Diagram of surfactants attaching to soil and suspending them in water. Free surfactants are also suspended in water. Agitation and reduction in surface tension create bubbles/suds to form on the surface. (Source)
Softened water allows the formation of bubbles/suds more readily, so having soft water or the addition of a water softener such as Borax or Calgon to your cycles will automatically increase the amount of suds present. The same is true of bleach, it is a mild water softener. In the event of a hard water strip (done with water softeners), followed by a bleach soak (mild water softener), there is a high likelihood of having an increased amount of suds present in the following wash. Softeners being released into the water via the laundry causes this increase.
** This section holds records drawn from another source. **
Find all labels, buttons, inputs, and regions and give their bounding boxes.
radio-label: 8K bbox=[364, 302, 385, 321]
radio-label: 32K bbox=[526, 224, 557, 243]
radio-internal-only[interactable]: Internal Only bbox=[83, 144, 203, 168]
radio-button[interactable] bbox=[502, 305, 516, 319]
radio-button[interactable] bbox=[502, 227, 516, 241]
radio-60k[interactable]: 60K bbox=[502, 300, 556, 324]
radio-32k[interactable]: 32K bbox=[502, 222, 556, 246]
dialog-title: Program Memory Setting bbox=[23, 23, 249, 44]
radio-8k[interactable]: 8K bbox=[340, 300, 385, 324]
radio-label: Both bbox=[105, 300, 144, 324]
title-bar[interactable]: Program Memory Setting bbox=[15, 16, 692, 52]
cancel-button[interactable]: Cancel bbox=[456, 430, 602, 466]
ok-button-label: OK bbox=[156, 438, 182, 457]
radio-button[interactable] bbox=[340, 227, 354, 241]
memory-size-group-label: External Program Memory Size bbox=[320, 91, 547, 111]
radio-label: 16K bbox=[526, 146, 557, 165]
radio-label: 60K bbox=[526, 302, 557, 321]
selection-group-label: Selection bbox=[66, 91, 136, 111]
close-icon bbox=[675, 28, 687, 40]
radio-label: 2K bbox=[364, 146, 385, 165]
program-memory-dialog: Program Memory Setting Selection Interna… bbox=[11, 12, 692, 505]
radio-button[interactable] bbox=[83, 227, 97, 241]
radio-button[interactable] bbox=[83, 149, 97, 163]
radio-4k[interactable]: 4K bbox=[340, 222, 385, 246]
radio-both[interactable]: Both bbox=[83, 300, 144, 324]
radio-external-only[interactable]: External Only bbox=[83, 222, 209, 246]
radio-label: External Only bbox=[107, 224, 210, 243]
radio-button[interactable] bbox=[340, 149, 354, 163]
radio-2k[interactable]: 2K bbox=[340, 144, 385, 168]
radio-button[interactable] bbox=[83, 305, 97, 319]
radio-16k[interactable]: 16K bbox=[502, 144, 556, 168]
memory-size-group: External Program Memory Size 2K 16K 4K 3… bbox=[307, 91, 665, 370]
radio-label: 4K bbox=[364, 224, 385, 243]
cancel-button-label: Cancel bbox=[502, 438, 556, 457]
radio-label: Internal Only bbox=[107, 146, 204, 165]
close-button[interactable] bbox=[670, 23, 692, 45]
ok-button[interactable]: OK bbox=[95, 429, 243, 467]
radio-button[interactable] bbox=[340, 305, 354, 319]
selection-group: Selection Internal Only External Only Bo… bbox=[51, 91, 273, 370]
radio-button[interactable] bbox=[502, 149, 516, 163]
In a laundry setting, in a TL washing machine, the majority of bubbles/suds are sitting on the surface of the water and are quite literally thrown out during the spin. The reason clothes don’t FEEL sudsy or slimy or soapy even after one rinse is because the suds are not embedded in the fabric, they are removed during the force of the spin and are mostly made up of air. Peeking in your washer during the rinse cycle and seeing suds is no reason to panic, seeing them at that point is NO indication you need additional rinses or that you used too much detergent. During the rinse cycle, any remaining surfactants will attach to the water and be removed as it goes down the drain, BUT during the rinse cycle, some surfactant is still present and therefore surface tension is still reduced so there is still a high propensity for bubbles. There is no need to look in your washer during the cycle, it’s unnecessary and causes unnecessary worry. If your diapers and other laundry don’t feel soapy or slimy when FINISHED, everything is FINE.
There are a couple of instances where suds CAN be a problem. However, they have nothing to do with too much detergent or needing extra rinses and everything to do with what is called a suds cushion. Two things can cause this, using a detergent that is NOT hE formulated or UNDERloading your hE FL washer.
Detergents which are NOT hE formulated:
UNDERloading your hE FL washer:
Too few clothes in a washer can cause an increase in the potential of a suds cushion. In this case, there is not enough fabric moving around to break up and pop the suds produced through friction/tumbling. The suds continue to grow as the cycle progresses and the cushion does not allow proper friction with the sides of the machine and disbursement of soil into the water from the laundry, which results in less than clean laundry. Most hE machines clean most efficiently between ⅔-¾ capacity.